New Male Only Screening Programme is a Success

Almost 3,000 men in Forth Valley, representing 83% of those invited, have taken up the offer of a male-only scan which could help save their life. The abdominal aortic aneurism (AAA) screening programme, which began a year ago, has resulted in five men being referred for vascular surgery and 39 undergoing regular monitoring.

Since October 2013, men aged 65 across Forth Valley have been invited to weekly screening sessions in community hospitals in Falkirk, Stirling and Clackmannanshire as part of a rolling programme across the area.

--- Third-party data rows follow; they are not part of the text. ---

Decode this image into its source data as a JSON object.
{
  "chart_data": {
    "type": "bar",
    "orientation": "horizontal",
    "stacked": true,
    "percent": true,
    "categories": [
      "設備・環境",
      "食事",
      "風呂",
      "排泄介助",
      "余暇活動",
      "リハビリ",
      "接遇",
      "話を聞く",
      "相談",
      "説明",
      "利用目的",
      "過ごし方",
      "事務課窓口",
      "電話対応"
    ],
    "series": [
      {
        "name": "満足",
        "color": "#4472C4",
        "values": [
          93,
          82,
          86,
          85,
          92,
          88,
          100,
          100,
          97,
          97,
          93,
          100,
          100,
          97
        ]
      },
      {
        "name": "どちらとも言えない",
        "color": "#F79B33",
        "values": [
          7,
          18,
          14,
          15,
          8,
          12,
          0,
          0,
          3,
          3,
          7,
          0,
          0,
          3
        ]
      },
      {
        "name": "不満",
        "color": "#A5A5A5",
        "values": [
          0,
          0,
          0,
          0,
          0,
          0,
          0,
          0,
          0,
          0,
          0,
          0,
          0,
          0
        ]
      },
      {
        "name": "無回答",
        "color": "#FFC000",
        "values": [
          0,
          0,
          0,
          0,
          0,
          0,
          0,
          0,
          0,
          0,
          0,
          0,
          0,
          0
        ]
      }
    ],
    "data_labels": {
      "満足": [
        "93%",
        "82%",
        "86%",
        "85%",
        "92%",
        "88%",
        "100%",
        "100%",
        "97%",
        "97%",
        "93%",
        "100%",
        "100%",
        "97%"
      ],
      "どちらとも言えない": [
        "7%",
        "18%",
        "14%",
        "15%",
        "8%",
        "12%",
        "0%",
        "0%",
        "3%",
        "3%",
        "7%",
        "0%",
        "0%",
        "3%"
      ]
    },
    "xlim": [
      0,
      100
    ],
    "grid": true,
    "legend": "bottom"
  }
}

Over the last year 1,555 men from Falkirk, 965 men attended from Stirling and 369 from Clackmannanshire attended for AAA screening. The vast majority of scans results were normal however the programme identified 39 men who have been invited back for more regular monitoring (six on a three monthly basis and 33 on a yearly basis). Larger aneurisms were identified in five men who were referred for surgery.

The uptake rate of 83% has been described as extremely encouraging by Sandra Robertson, NHS Forth Valley’s Radiology Department Manager. She explained: “The response in Forth Valley has been really good over the last year however we want to make sure this continues which is why we are encouraging all men who receive an invite over the next year to make sure they attend their local hospital for screening.

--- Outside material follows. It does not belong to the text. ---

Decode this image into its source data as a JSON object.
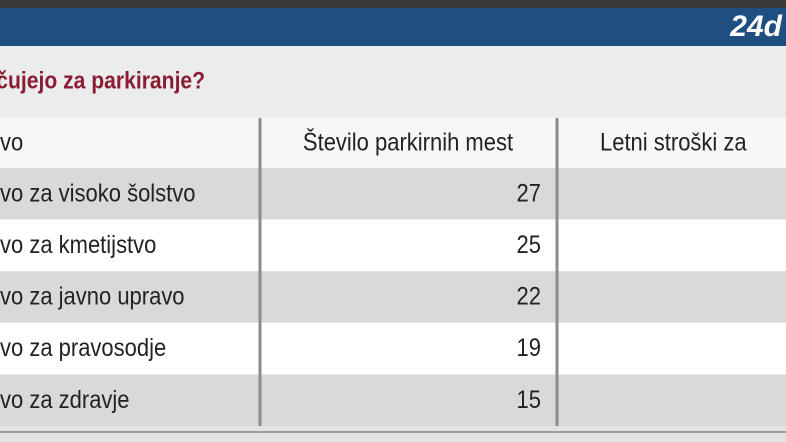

This screening test is simple, quick and pain-free. It is carried out using an ultrasound scan and the results are available instantly.”

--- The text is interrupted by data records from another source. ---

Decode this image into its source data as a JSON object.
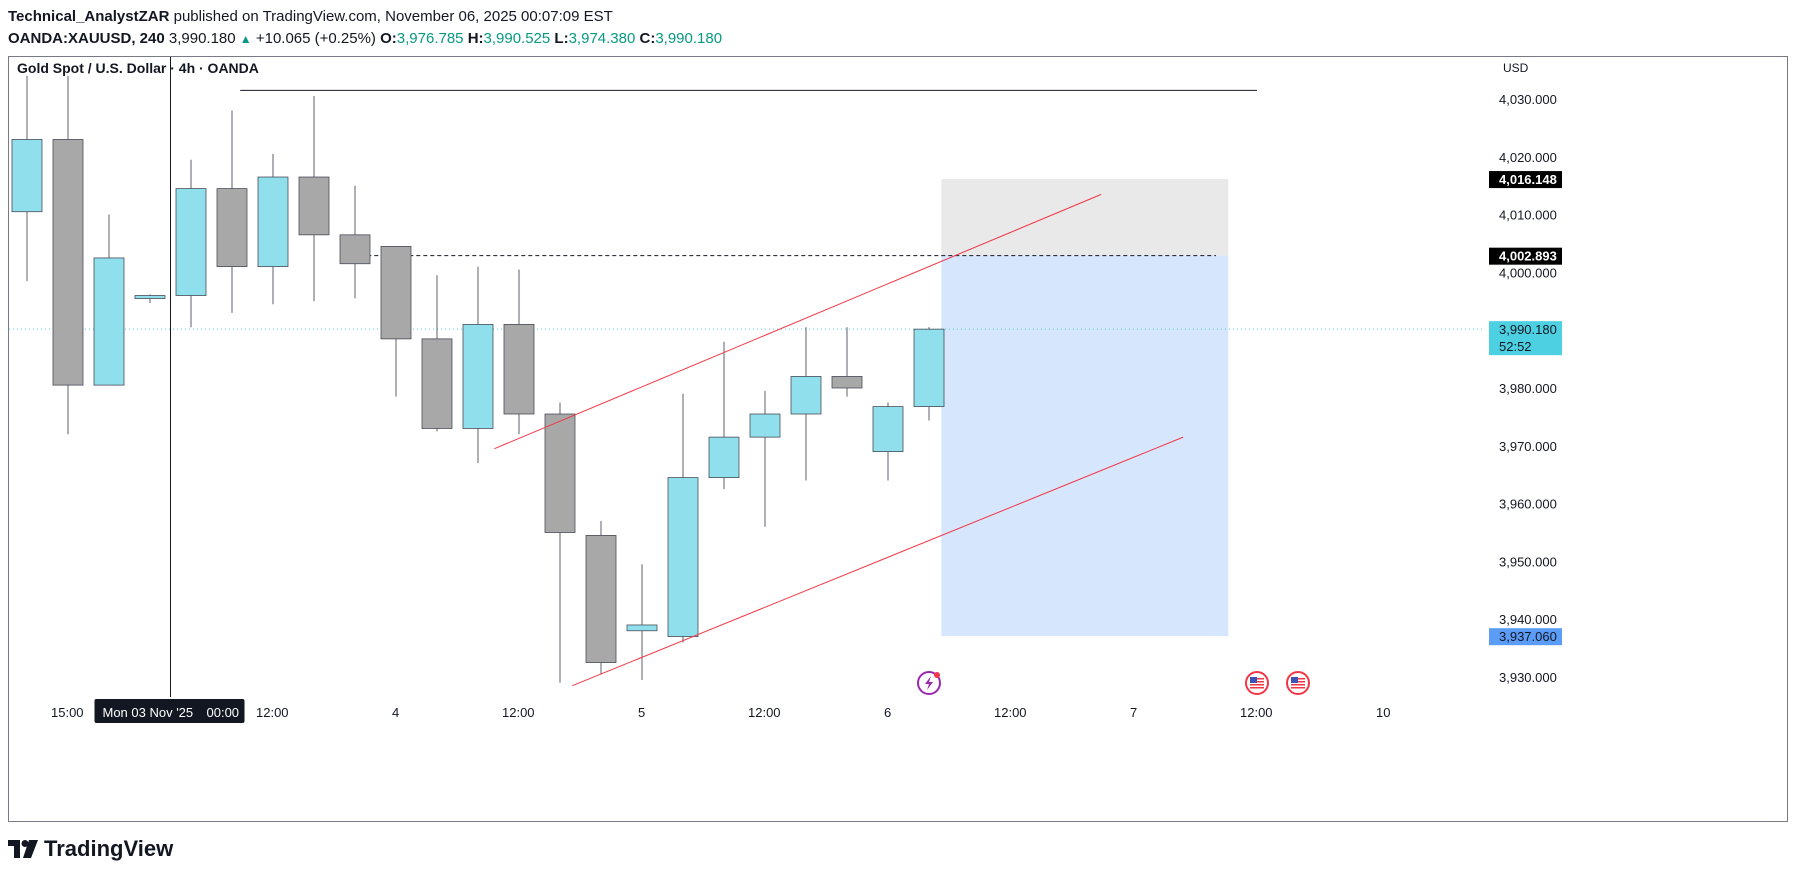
{
  "header": {
    "author": "Technical_AnalystZAR",
    "published": "published on TradingView.com, November 06, 2025 00:07:09 EST",
    "symbol": "OANDA:XAUUSD, 240",
    "price": "3,990.180",
    "change": "+10.065 (+0.25%)",
    "o_label": "O:",
    "o_value": "3,976.785",
    "h_label": "H:",
    "h_value": "3,990.525",
    "l_label": "L:",
    "l_value": "3,974.380",
    "c_label": "C:",
    "c_value": "3,990.180"
  },
  "colors": {
    "bull": "#8fdfec",
    "bear": "#a8a8a8",
    "wick": "#5d606b",
    "trend": "#f23645",
    "target_zone": "#d6e6fd",
    "stop_zone": "#e9e9e9",
    "last_price": "#4dd0e1",
    "target_label": "#5b9cf6",
    "black_label": "#000000"
  },
  "footer": {
    "brand": "TradingView"
  },
  "chart_data": {
    "type": "candlestick",
    "title": "Gold Spot / U.S. Dollar · 4h · OANDA",
    "currency": "USD",
    "y_range": [
      3925,
      4034
    ],
    "y_ticks": [
      4030,
      4020,
      4010,
      4000,
      3980,
      3970,
      3960,
      3950,
      3940,
      3930
    ],
    "y_tick_labels": [
      "4,030.000",
      "4,020.000",
      "4,010.000",
      "4,000.000",
      "3,980.000",
      "3,970.000",
      "3,960.000",
      "3,950.000",
      "3,940.000",
      "3,930.000"
    ],
    "x_range": [
      0,
      37
    ],
    "x_ticks": [
      {
        "label": "15:00",
        "x": 1
      },
      {
        "label": "12:00",
        "x": 6
      },
      {
        "label": "4",
        "x": 9
      },
      {
        "label": "12:00",
        "x": 12
      },
      {
        "label": "5",
        "x": 15
      },
      {
        "label": "12:00",
        "x": 18
      },
      {
        "label": "6",
        "x": 21
      },
      {
        "label": "12:00",
        "x": 24
      },
      {
        "label": "7",
        "x": 27
      },
      {
        "label": "12:00",
        "x": 30
      },
      {
        "label": "10",
        "x": 33
      }
    ],
    "crosshair": {
      "x": 3.5,
      "label": "Mon 03 Nov '25",
      "time": "00:00"
    },
    "candles": [
      {
        "x": 0,
        "o": 4010.5,
        "h": 4034,
        "l": 3998.5,
        "c": 4023
      },
      {
        "x": 1,
        "o": 4023,
        "h": 4034,
        "l": 3972,
        "c": 3980.5
      },
      {
        "x": 2,
        "o": 3980.5,
        "h": 4010,
        "l": 3980.5,
        "c": 4002.5
      },
      {
        "x": 3,
        "o": 3995.5,
        "h": 3996.2,
        "l": 3994.7,
        "c": 3996
      },
      {
        "x": 4,
        "o": 3996,
        "h": 4019.5,
        "l": 3990.5,
        "c": 4014.5
      },
      {
        "x": 5,
        "o": 4014.5,
        "h": 4028,
        "l": 3993,
        "c": 4001
      },
      {
        "x": 6,
        "o": 4001,
        "h": 4020.5,
        "l": 3994.5,
        "c": 4016.5
      },
      {
        "x": 7,
        "o": 4016.5,
        "h": 4030.5,
        "l": 3995,
        "c": 4006.5
      },
      {
        "x": 8,
        "o": 4006.5,
        "h": 4015,
        "l": 3995.5,
        "c": 4001.5
      },
      {
        "x": 9,
        "o": 4004.5,
        "h": 4004.5,
        "l": 3978.5,
        "c": 3988.5
      },
      {
        "x": 10,
        "o": 3988.5,
        "h": 3999.5,
        "l": 3972.5,
        "c": 3973
      },
      {
        "x": 11,
        "o": 3973,
        "h": 4001,
        "l": 3967,
        "c": 3991
      },
      {
        "x": 12,
        "o": 3991,
        "h": 4000.5,
        "l": 3972,
        "c": 3975.5
      },
      {
        "x": 13,
        "o": 3975.5,
        "h": 3977.5,
        "l": 3929,
        "c": 3955
      },
      {
        "x": 14,
        "o": 3954.5,
        "h": 3957,
        "l": 3930.5,
        "c": 3932.5
      },
      {
        "x": 15,
        "o": 3938,
        "h": 3949.5,
        "l": 3929.5,
        "c": 3939
      },
      {
        "x": 16,
        "o": 3937,
        "h": 3979,
        "l": 3936,
        "c": 3964.5
      },
      {
        "x": 17,
        "o": 3964.5,
        "h": 3988,
        "l": 3962.5,
        "c": 3971.5
      },
      {
        "x": 18,
        "o": 3971.5,
        "h": 3979.5,
        "l": 3956,
        "c": 3975.5
      },
      {
        "x": 19,
        "o": 3975.5,
        "h": 3990.5,
        "l": 3964,
        "c": 3982
      },
      {
        "x": 20,
        "o": 3982,
        "h": 3990.5,
        "l": 3978.5,
        "c": 3980
      },
      {
        "x": 21,
        "o": 3969,
        "h": 3977.5,
        "l": 3964,
        "c": 3976.785
      },
      {
        "x": 22,
        "o": 3976.785,
        "h": 3990.525,
        "l": 3974.38,
        "c": 3990.18
      }
    ],
    "horizontal_lines": [
      {
        "name": "resistance",
        "x1": 5.2,
        "x2": 30,
        "y": 4031.5,
        "style": "solid"
      },
      {
        "name": "entry",
        "x1": 8.3,
        "x2": 29,
        "y": 4002.893,
        "style": "dashed"
      }
    ],
    "last_price_line": {
      "y": 3990.18
    },
    "trendlines": [
      {
        "name": "channel-upper",
        "x1": 11.4,
        "y1": 3969.5,
        "x2": 26.2,
        "y2": 4013.5
      },
      {
        "name": "channel-lower",
        "x1": 13.3,
        "y1": 3928.5,
        "x2": 28.2,
        "y2": 3971.5
      }
    ],
    "position": {
      "x1": 22.3,
      "x2": 29.3,
      "stop": 4016.148,
      "entry": 4002.893,
      "target": 3937.06
    },
    "price_labels": [
      {
        "name": "stop-price-label",
        "y": 4016.148,
        "text": "4,016.148",
        "color_key": "black_label"
      },
      {
        "name": "entry-price-label",
        "y": 4002.893,
        "text": "4,002.893",
        "color_key": "black_label"
      },
      {
        "name": "last-price-label",
        "y": 3990.18,
        "text": "3,990.180",
        "sub": "52:52",
        "color_key": "last_price"
      },
      {
        "name": "target-price-label",
        "y": 3937.06,
        "text": "3,937.060",
        "color_key": "target_label"
      }
    ],
    "events": [
      {
        "name": "earnings-event-icon",
        "x": 22.0,
        "kind": "flash"
      },
      {
        "name": "us-event-icon",
        "x": 30.0,
        "kind": "flag"
      },
      {
        "name": "us-event-icon",
        "x": 31.0,
        "kind": "flag"
      }
    ]
  }
}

An Abdominal Aortic Aneurysm forms when the aorta, the main artery that supplies blood to the body from the heart, becomes weak and balloons out. As the wall of the aorta stretches, it becomes weaker, and could rupture. If the aneurysm does rupture, it can cause life-threatening internal bleeding which, in 8 out of 10 cases, can prove fatal.

It is estimated that about one in 20 men in Scotland have an Abdominal Aortic Aneurysm, however most are unaware that they have the condition as many only experience pain when the aneurysm ruptures.

Small or medium aneurysms rarely cause trouble, however, it is still important to identify them so that they can be monitored in case they grow bigger. Anyone found to have a large aneurysm is normally referred for surgical treatment. Younger men are not considered to be at risk of an aneurysm so they are not included in the national screening programme. Men aged over 65 who have never been for AAA screening can refer themselves for a screening appointment by contacting NHS inform on 0800 22 44 88.

Around 95% of men are expected to have a normal scan and will exit the screening programme. This is because the chance of a normal aorta developing an aneurysm is extremely rare.